Are Interactive ebooks Hurting Reading Skills in Children?

There are so many new toys and apps that claim to help “teach” our children to read. They are full of exciting bells and whistles, button and graphics. How fun! But are children really learning to read without all the noise?quiet-reading-1024x768

According to an article in www.bustle.com preliminary research by two professors at West Chester University shows that when it comes to reading comprehension, children retain more information from print books than from ebooks.

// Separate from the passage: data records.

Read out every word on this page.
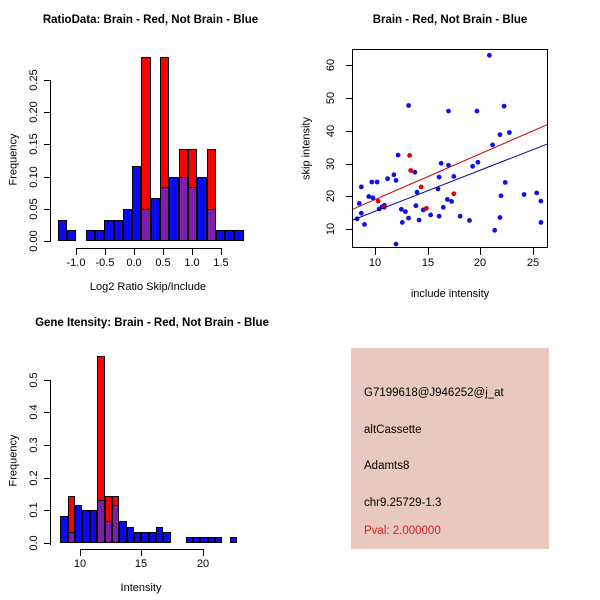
RatioData: Brain - Red, Not Brain - Blue
Frequency
Log2 Ratio Skip/Include
0.00
0.05
0.10
0.15
0.20
0.25
-1.0 -0.5	0.0	0.5	1.0	1.5
Brain - Red, Not Brain - Blue
skip intensity
include intensity
10	15	20	25
10
20
30
40
50
60
Gene Itensity: Brain - Red, Not Brain - Blue
Frequency
Intensity
0.0
0.1
0.2
0.3
0.4
0.5
10	15	20
G7199618@J946252@j_at
altCassette
Adamts8
chr9.25729-1.3
Pval: 2.000000
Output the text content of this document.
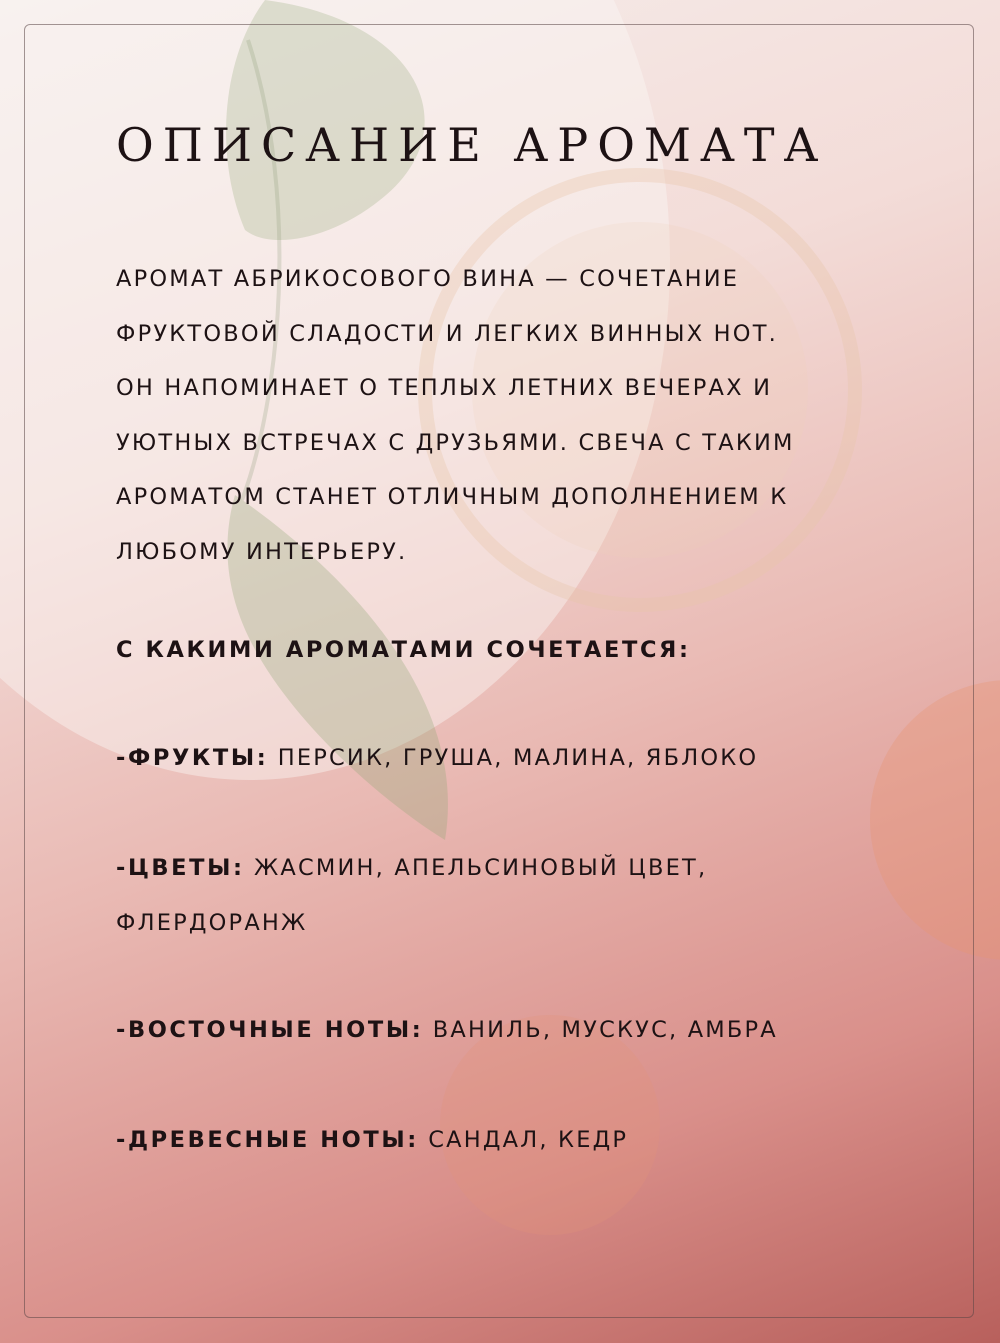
ОПИСАНИЕ АРОМАТА
АРОМАТ АБРИКОСОВОГО ВИНА — СОЧЕТАНИЕ
ФРУКТОВОЙ СЛАДОСТИ И ЛЕГКИХ ВИННЫХ НОТ.
ОН НАПОМИНАЕТ О ТЕПЛЫХ ЛЕТНИХ ВЕЧЕРАХ И
УЮТНЫХ ВСТРЕЧАХ С ДРУЗЬЯМИ. СВЕЧА С ТАКИМ
АРОМАТОМ СТАНЕТ ОТЛИЧНЫМ ДОПОЛНЕНИЕМ К
ЛЮБОМУ ИНТЕРЬЕРУ.
С КАКИМИ АРОМАТАМИ СОЧЕТАЕТСЯ:
-ФРУКТЫ: ПЕРСИК, ГРУША, МАЛИНА, ЯБЛОКО
-ЦВЕТЫ: ЖАСМИН, АПЕЛЬСИНОВЫЙ ЦВЕТ,
ФЛЕРДОРАНЖ
-ВОСТОЧНЫЕ НОТЫ: ВАНИЛЬ, МУСКУС, АМБРА
-ДРЕВЕСНЫЕ НОТЫ: САНДАЛ, КЕДР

A large part of this loss of comprehension happens because ebooks for kids are just too interactive. It doesn’t take a scientist to realize that the presence of moving text, sound effects, and digital “Easter eggs” hidden on every page provide easy distraction from reading — especially if you’re young, and reading is hard, and clicking on blinking objects is very easy. It’s not surprising, then, that the researchers found that children “often skipped over the text altogether, engaging instead with the books’ interactive visual features.” The moral of the story? Parents, help your children stay on track during reading time — and opt for ebooks without interaction overload. See more at www.bustle.com.

It makes sense. If beginning ebooks have a high degree of interactivity, then children don’t have to insert their own imagery into the text. If they get hooked on the interactive books, real books WILL seem boring.

There was one reading “toy” that I thought was fun for my daughter — the LeapFrog reading pen. It still used real picture books and the pen read the words she didn’t know. However, she actually had to turn the pages and there was nothing jumping off of them.

Reading is a quiet activity and it’s sitting quietly with a book (either hard copy or ebook) that will help the child learn to read and engage their own imagination.